According to Njoya, and every other refugee who talked to IPS, including Jallo Mohamed, Bulama Adam and Ayuba Fudama, living conditions are growing worse by the day. They all complain of joblessness. Njoya says even when they leave the camp with refugee certificates as IDs, Cameroonian security officers still stop them from going out.

“This hinders the success of the income generation activities we are yearning for,” she said.

“When we just got here, they gave each refugee 13 kg of rice monthly. It was later reduced to 10 and last month (November 2016) it dropped further. The rationing for wood has also declined.  Nowadays when you go to the health unit for headache, they give you paracetamol. If you have a fever, they give you paracetamol. If you have stomach ache or anything else, they give you the same tablets. And when you go there at night, there is no one on duty,” says Jallo Mohamed.

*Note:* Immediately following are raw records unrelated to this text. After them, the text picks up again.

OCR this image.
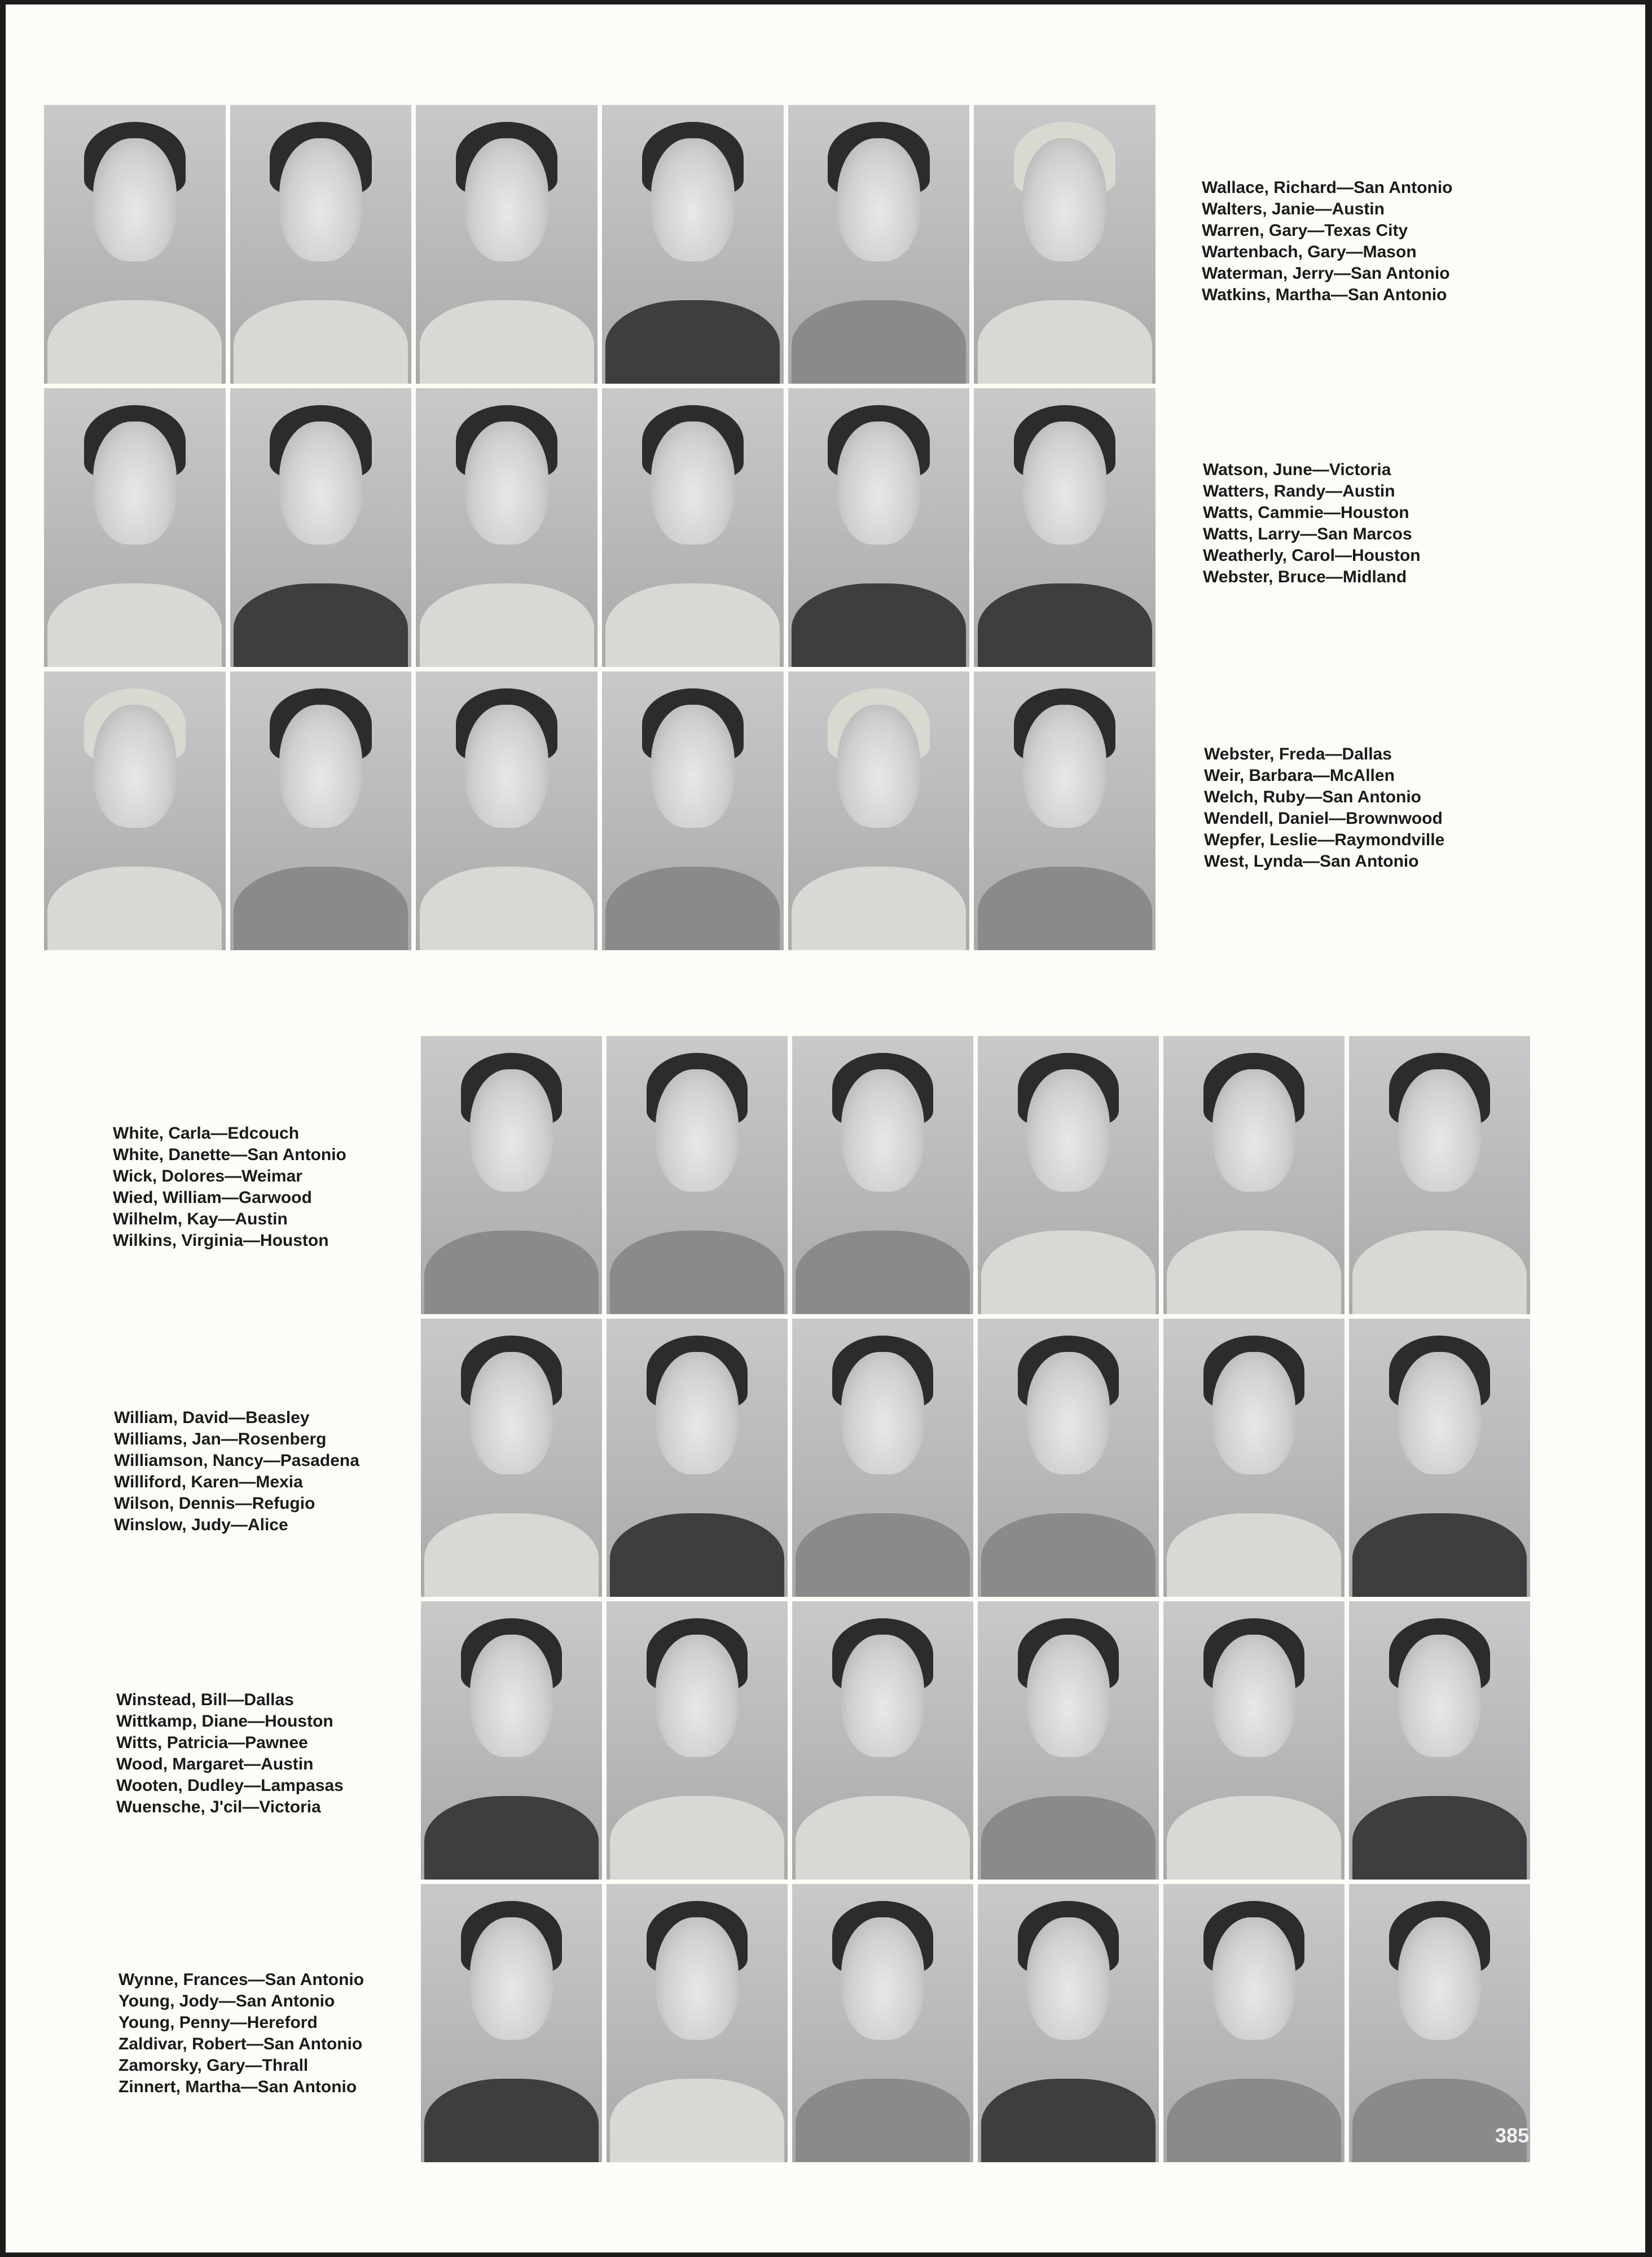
Wallace, Richard—San Antonio
Walters, Janie—Austin
Warren, Gary—Texas City
Wartenbach, Gary—Mason
Waterman, Jerry—San Antonio
Watkins, Martha—San Antonio
Watson, June—Victoria
Watters, Randy—Austin
Watts, Cammie—Houston
Watts, Larry—San Marcos
Weatherly, Carol—Houston
Webster, Bruce—Midland
Webster, Freda—Dallas
Weir, Barbara—McAllen
Welch, Ruby—San Antonio
Wendell, Daniel—Brownwood
Wepfer, Leslie—Raymondville
West, Lynda—San Antonio
White, Carla—Edcouch
White, Danette—San Antonio
Wick, Dolores—Weimar
Wied, William—Garwood
Wilhelm, Kay—Austin
Wilkins, Virginia—Houston
William, David—Beasley
Williams, Jan—Rosenberg
Williamson, Nancy—Pasadena
Williford, Karen—Mexia
Wilson, Dennis—Refugio
Winslow, Judy—Alice
Winstead, Bill—Dallas
Wittkamp, Diane—Houston
Witts, Patricia—Pawnee
Wood, Margaret—Austin
Wooten, Dudley—Lampasas
Wuensche, J'cil—Victoria
Wynne, Frances—San Antonio
Young, Jody—San Antonio
Young, Penny—Hereford
Zaldivar, Robert—San Antonio
Zamorsky, Gary—Thrall
Zinnert, Martha—San Antonio
385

Reports say there are periods when as many as 50 births are recorded per week in the Minawao camp.

“You can’t blame them. They sleep early every night because they do not have TV sets or other forms of entertainment. That is why the birth rate is as it is,” said a medic at the camp who asked not to be named.

Cameroon currently hosts more than 259,000 refugees from the Central African Republic and 73,747 Nigerians. Funders led by the U.S., Japan, EU, Spain, Italy, France and Korea were able to raise only 37 per cent of a total of 98.6million dollars required in assistance for refugees and IDPs in Cameroon this year – a funding gap of 62.4 million dollars, according to the UNHCR factsheet.

The funding gap for requirements of Nigerian refugees, according to the UNHCR, stands at 29.7 million dollars. Nevertheless, High Commissioner Grandi remains positive that empowering refugees to earn incomes will improve living standards at the Minawao Camp.

Regarding the wood shortage, he said he saw fuel-efficient cooking stoves in Niger and Chad and will encourage stakeholders in Cameroon to introduce the models in the camp. He also reassured refugees that an ongoing water project will provide the camp and host communities with clean pipe-borne water.

The High Commissioner’s mission to Cameroon also includes the launching of 2017 Regional Refugee Response Plan for the Nigeria Refugee Situation.